GAO Praises Virginia General Assembly: 1st Legislature to Strike at Bloomberg Attempt to Capture AG Offices
(Washington, DC) — Today the public interest law firm Government Accountability & Oversight, P.C. (GAO) congratulated the Virginia General Assembly for becoming the first to act in response to Michael Bloomberg’s attempt to capture attorneys general offices to pursue his ideological agenda.
Bloomberg established a “State Impact Center” to hire and place “Special Assistant Attorneys General” (SAAGs), with the statutory authority of AGs, to promote policies of interest to Bloomberg. Incredibly, in applying for these privately funded attorneys — and public relations services promoting his own activism — Virginia AG Mark Herring offered to use his office “to advance the agenda represented by” the Center.
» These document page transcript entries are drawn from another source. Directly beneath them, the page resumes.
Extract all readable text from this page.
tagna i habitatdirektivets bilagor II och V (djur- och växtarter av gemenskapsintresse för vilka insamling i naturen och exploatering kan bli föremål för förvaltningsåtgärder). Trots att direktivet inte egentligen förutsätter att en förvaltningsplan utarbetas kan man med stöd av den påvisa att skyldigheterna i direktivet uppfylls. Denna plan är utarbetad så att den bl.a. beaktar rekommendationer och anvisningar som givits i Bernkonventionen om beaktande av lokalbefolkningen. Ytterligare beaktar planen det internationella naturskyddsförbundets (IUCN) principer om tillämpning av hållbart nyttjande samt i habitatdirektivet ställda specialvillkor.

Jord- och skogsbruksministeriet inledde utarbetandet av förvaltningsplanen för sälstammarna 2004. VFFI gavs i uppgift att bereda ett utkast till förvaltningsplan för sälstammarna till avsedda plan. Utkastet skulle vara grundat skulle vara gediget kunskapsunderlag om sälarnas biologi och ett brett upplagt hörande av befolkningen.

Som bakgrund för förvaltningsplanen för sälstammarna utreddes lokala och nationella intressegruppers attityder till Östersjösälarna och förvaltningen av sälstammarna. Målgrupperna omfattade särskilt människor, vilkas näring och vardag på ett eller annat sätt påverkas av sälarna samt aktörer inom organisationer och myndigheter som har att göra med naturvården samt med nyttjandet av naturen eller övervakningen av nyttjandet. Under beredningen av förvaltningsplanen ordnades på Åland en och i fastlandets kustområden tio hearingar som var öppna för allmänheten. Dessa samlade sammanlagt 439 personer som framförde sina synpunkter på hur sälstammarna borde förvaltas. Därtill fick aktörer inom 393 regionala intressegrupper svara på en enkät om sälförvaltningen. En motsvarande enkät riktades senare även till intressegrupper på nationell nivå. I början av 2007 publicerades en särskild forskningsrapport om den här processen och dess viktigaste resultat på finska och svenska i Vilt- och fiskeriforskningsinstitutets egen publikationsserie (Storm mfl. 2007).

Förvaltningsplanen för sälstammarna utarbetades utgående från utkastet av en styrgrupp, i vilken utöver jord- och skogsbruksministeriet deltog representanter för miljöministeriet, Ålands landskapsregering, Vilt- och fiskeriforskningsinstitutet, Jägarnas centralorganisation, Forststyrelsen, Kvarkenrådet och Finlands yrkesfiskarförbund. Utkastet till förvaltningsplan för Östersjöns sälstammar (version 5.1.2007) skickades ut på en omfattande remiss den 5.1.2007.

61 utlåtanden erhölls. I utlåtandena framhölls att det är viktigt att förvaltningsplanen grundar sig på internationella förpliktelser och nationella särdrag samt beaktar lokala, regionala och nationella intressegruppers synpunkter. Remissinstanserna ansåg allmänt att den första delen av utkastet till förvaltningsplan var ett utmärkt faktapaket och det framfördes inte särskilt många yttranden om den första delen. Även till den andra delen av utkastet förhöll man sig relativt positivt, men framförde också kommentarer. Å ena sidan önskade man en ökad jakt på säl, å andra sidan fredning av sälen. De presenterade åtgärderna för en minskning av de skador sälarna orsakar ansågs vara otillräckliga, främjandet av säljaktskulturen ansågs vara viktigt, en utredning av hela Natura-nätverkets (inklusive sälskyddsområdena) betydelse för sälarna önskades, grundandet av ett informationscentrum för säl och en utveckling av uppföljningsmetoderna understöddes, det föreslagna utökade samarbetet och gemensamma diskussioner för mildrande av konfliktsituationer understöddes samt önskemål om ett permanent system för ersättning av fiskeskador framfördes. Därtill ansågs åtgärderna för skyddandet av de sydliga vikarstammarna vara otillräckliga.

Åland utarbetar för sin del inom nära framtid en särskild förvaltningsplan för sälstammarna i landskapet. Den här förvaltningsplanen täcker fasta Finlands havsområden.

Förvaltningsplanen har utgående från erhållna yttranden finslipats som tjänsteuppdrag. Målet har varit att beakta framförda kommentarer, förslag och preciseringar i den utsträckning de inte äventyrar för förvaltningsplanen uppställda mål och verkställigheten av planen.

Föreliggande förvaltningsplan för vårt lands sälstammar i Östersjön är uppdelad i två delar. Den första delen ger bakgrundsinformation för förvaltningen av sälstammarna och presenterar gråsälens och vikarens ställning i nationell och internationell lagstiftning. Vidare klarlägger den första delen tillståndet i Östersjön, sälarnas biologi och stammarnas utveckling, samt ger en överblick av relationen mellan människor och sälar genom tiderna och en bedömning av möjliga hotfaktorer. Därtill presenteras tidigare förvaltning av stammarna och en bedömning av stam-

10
Thankfully, in a mid-day vote on Sunday adopting the Commonwealth’s budget, the legislature restricted monies appropriated to the OAG, precluding the arrangement Bloomberg’s Center has used to place 14 SAAGs in 10 states and the District of Columbia – so far.
The “Virginia OAG insists to the Court, as it has for weeks to media outlets, that it never actually participated in the Bloomberg-financed SAAG scheme”, said Chris Horner, a Virginia taxpayer and attorney for GAO in the FOIA suit Horner et al. v Herring. “This claim not only makes no sense in our case, but indicates OAG can’t get its story straight”, Horner continued. “After making the extraordinary offer to use the office “to advance the agenda represented by” Bloomberg’s group, AG Herring even publicly claimed “I’m glad Virginia is participating in its fellowship program”.
That this vote by the General Assembly was even necessary is itself incredible given that not one but four provisions of the Virginia Code already prohibit this unprecedented arrangement — as GAO has argued in ongoing litigation against Herring’s office for documents related to this scheme.
Today’s vote is a statement from Virginia’s elected representatives that Bloomberg’s money can’t buy a donor’s way into Virginia law enforcement. GAO applauds this vote by the Virginia General Assembly, while wondering, what’s wrong with the rest of these legislatures?
Government Accountability and Oversight, a 501(c)3. Source
From the Washington Times:
Virginia bill blocks Bloomberg from embedding climate lawyers in attorney general’s office
Virginia has become the first state to crack down on billionaire Michael R. Bloomberg’s effort to embed within the attorney general’s office privately funded lawyers dedicated to pursuing climate change litigation.
The Republican-controlled General Assembly inserted an amendment in the 2019 biennial budget requiring those working for the attorney general to be state or federal government employees — with certain exceptions — and paid solely with public funds.
Last week’s addition to the $100 billion budget bill, which goes to Gov. Ralph Northam, a Democrat, for his signature, would appear to nix any effort by Attorney General Mark Herring to bring on climate lawyers paid for by the Bloomberg-funded State Energy & Environmental Impact Center at the New York University School of Law.
Cheering the amendment was Chris Horner, senior fellow at the free market Competitive Enterprise Institute who hailed Virginia as the first state to take action against what he has called “private mercenaries” engaged in “law enforcement for rent.”
“Sunday’s vote is a statement from Virginia’s elected representatives that Bloomberg’s money can’t buy a donor’s way into Virginia law enforcement,” Mr. Horner said in a social media post. “We applaud this vote while wondering what’s wrong with the rest of these legislatures.”